First introduced in 1892, Maxwell House coffee has seen several notable marketing efforts over its 133 years, from a pricey early campaign to expand the brand from the south to New York City, to midcentury television ads that touted that it “tastes as good as it smells” and 1970s ads with its most famous slogan, “Good to the last drop”.
In the 1930s, the company introduced a free “Maxwell House Haggadah”, a printed guide for the seder dinner on the the Jewish holiday of Passover.

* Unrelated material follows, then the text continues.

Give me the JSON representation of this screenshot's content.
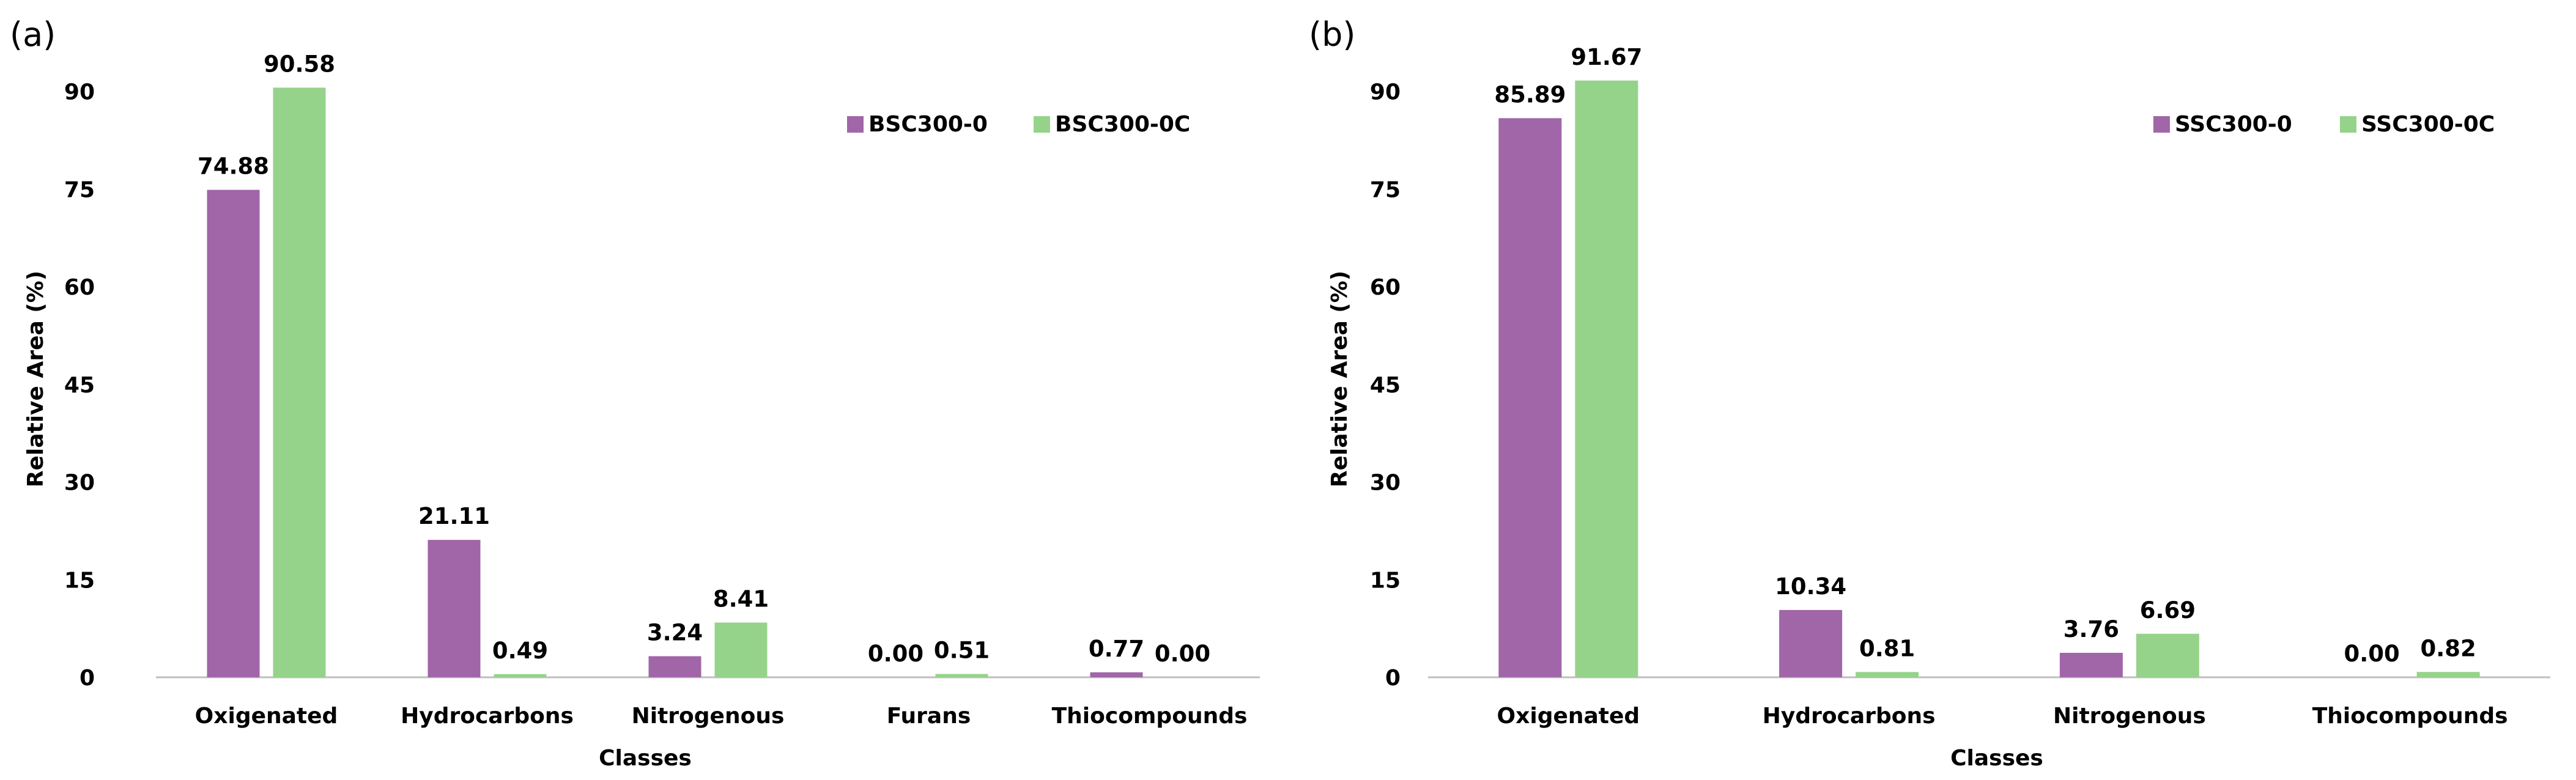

The Maxwell Haggadah tradition continued for decades, reportedly making the brand “the coffee of choice for Jewish households around New York City”, and even showing up at Barack Obama’s first White House Passover dinner in 2009, art historian Kerri Steinberg wrote in 2022.
The new “Maxwell Apartment” advertising campaign is a “tongue-in-cheek” effort designed by by Rethink, a New York-based advertising agency, with the goal of helping the brand “strengthen its connection among coffee-loving renters – a growing population across the country”, according to Little Black Book, a marketing industry publication.
While Maxwell’s bargain “yearlong lease” of tinned coffee was not available at publication time, the coffee company said in a statement that its “year-long supply of coffee will come with an official Maxwell Apartment ‘lease’ to sign”.